I came across the problem of finding the sum
$\sum_{k=1}^{\infty}\frac{1}{(2k)^k}$ and I proved that it is equal to the integral $$\int_{0}^{\infty}e^{-2x+xe^{-2x}}dx$$ but I'am unable to solve this integral even though I can find numerical approximations using Wolfram.
I welcome any solutions(Exact Value of the sum),comments,suggestions and possible generalisations to this problem.
Interestingly, your sum is related to the so-called Sophomore dream function $\operatorname{Sphd} (\alpha;x)$ which is defined as $$\operatorname{Sphd}(\alpha;x) = \int_0^x t^{\alpha t} \, dt.$$ Of course, whether you accept this function as a member of the "standard" canon of special functions or not is still debatable.

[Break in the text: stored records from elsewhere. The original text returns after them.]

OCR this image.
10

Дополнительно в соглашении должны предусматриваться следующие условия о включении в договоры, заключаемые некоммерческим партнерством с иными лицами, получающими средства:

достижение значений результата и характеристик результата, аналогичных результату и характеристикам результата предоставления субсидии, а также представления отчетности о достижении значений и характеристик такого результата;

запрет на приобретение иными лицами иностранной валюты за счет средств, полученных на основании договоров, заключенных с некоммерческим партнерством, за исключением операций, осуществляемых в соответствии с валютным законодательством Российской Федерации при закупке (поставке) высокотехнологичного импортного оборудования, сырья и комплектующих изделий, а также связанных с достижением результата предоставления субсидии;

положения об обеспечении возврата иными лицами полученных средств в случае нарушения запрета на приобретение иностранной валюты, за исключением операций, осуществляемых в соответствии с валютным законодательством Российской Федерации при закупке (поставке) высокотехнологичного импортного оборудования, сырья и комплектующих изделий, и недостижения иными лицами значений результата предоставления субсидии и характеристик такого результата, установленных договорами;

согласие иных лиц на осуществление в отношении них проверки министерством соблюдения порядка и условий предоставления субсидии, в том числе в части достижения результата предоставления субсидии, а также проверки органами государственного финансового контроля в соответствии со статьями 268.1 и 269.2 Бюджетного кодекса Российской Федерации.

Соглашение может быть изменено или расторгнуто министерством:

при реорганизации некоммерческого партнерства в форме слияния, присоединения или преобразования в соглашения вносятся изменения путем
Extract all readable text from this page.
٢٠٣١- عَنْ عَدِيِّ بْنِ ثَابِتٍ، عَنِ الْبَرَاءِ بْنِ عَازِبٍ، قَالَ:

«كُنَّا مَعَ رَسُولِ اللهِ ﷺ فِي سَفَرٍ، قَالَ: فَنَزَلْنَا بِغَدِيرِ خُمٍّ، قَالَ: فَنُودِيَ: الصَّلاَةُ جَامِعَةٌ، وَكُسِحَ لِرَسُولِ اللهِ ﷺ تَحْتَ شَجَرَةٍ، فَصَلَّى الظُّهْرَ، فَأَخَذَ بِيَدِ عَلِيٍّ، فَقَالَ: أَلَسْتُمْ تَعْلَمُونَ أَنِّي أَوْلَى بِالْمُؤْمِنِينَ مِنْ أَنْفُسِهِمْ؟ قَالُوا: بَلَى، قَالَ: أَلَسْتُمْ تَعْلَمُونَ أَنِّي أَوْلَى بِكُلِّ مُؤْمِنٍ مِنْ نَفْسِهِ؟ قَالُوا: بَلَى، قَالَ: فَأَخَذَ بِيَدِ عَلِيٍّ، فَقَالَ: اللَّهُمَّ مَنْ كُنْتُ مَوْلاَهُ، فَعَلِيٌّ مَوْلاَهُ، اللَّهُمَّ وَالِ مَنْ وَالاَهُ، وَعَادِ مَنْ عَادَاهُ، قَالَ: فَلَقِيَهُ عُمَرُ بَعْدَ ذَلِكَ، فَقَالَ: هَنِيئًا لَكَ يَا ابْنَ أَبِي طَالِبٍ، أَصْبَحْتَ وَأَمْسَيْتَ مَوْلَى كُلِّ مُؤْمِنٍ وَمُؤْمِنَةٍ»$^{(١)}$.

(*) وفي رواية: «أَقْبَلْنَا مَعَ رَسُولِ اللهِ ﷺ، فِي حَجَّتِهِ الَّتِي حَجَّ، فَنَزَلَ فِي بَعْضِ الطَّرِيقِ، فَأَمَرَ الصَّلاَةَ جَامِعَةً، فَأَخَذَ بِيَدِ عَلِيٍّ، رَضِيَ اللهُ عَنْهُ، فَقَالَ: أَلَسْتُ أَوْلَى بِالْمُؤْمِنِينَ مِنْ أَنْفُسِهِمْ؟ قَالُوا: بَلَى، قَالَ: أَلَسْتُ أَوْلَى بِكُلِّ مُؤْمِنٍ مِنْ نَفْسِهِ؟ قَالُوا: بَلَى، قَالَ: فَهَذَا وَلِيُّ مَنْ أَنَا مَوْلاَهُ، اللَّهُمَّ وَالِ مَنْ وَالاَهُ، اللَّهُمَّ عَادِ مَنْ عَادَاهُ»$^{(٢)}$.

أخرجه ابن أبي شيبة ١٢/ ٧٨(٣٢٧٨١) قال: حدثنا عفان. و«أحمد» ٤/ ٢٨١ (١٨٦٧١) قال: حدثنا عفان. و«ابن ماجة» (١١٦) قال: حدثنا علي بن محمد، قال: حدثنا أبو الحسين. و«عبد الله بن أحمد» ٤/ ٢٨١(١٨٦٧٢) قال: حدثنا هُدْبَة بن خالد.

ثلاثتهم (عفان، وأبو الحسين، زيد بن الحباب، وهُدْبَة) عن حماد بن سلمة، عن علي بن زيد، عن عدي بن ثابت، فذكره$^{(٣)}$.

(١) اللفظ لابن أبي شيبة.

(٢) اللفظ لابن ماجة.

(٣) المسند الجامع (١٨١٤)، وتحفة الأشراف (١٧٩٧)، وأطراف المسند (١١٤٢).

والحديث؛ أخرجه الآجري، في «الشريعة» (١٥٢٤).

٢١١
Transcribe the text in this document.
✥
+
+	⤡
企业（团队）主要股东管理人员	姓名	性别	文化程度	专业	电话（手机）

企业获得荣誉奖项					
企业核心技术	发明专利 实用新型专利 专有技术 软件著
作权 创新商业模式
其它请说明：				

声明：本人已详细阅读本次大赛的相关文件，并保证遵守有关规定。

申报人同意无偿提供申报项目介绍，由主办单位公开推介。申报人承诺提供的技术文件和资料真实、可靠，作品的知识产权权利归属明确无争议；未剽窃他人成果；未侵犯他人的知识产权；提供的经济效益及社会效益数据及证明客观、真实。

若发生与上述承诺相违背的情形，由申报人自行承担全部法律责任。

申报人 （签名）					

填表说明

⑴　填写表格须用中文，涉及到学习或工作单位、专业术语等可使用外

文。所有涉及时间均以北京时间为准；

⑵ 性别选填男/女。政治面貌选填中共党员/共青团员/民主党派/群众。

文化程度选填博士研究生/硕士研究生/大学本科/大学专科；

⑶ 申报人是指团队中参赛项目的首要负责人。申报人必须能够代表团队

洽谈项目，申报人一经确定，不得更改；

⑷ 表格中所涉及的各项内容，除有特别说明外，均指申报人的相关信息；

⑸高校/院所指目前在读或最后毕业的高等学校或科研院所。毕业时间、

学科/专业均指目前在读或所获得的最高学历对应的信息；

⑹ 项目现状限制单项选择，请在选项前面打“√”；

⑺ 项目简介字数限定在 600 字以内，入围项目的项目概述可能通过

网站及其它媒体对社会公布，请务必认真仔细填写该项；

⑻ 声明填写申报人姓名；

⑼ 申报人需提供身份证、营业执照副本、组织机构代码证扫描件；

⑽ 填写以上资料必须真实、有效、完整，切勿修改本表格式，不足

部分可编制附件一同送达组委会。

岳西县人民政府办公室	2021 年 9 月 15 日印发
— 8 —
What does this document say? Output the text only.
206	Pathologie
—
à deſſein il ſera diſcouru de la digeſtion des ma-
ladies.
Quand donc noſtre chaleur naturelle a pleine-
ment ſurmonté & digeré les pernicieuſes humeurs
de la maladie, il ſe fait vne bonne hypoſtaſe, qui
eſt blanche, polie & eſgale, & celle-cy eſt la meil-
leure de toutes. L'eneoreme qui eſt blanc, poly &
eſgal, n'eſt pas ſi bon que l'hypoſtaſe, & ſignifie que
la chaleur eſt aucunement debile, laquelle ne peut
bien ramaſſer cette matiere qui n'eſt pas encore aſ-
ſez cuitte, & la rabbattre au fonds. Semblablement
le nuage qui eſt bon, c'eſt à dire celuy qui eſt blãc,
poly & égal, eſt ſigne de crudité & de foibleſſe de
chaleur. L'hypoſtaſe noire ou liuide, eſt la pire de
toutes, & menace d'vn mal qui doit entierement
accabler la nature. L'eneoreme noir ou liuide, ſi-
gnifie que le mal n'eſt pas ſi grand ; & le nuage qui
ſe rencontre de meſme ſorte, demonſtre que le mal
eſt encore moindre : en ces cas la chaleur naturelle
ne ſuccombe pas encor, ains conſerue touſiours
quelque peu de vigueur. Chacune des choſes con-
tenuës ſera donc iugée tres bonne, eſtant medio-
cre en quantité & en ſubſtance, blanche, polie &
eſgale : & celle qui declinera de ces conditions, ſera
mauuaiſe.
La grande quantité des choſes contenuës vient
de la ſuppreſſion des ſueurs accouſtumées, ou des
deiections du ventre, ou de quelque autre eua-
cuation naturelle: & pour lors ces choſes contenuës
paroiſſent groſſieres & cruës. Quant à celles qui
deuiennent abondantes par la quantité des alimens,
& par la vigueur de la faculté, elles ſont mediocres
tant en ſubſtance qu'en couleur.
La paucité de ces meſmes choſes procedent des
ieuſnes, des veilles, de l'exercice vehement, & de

In any event, to see this, enforcing a substitution of $x \mapsto -\frac{1}{2} \ln x$ in your integral yields \begin{align} \int_0^\infty e^{-2x + xe^{-2x}} \, dx &= \frac{1}{2} \int_0^1 e^{-\frac{x}{2} \ln x} \, dx\\ &= \frac{1}{2} \int_0^1 x^{-x/2} \, dx\\ &= \frac{1}{2} \operatorname{Sphd} \left (-\frac{1}{2};1 \right ). \end{align} Thus $$\sum_{n = 1}^\infty \frac{1}{2^n n^n} = \frac{1}{2} \operatorname{Sphd} \left (-\frac{1}{2};1 \right ).$$
Comments
In general $$\sum_{n = 1}^\infty \frac{x^n}{n^n} = x \int_0^1 x t^{-xt} \, dt = x \operatorname{Sphd} (-x;1).$$
For a discussion on what "counts" as a known function, see here.
Finally, as they say, a function is only as important as it is useful.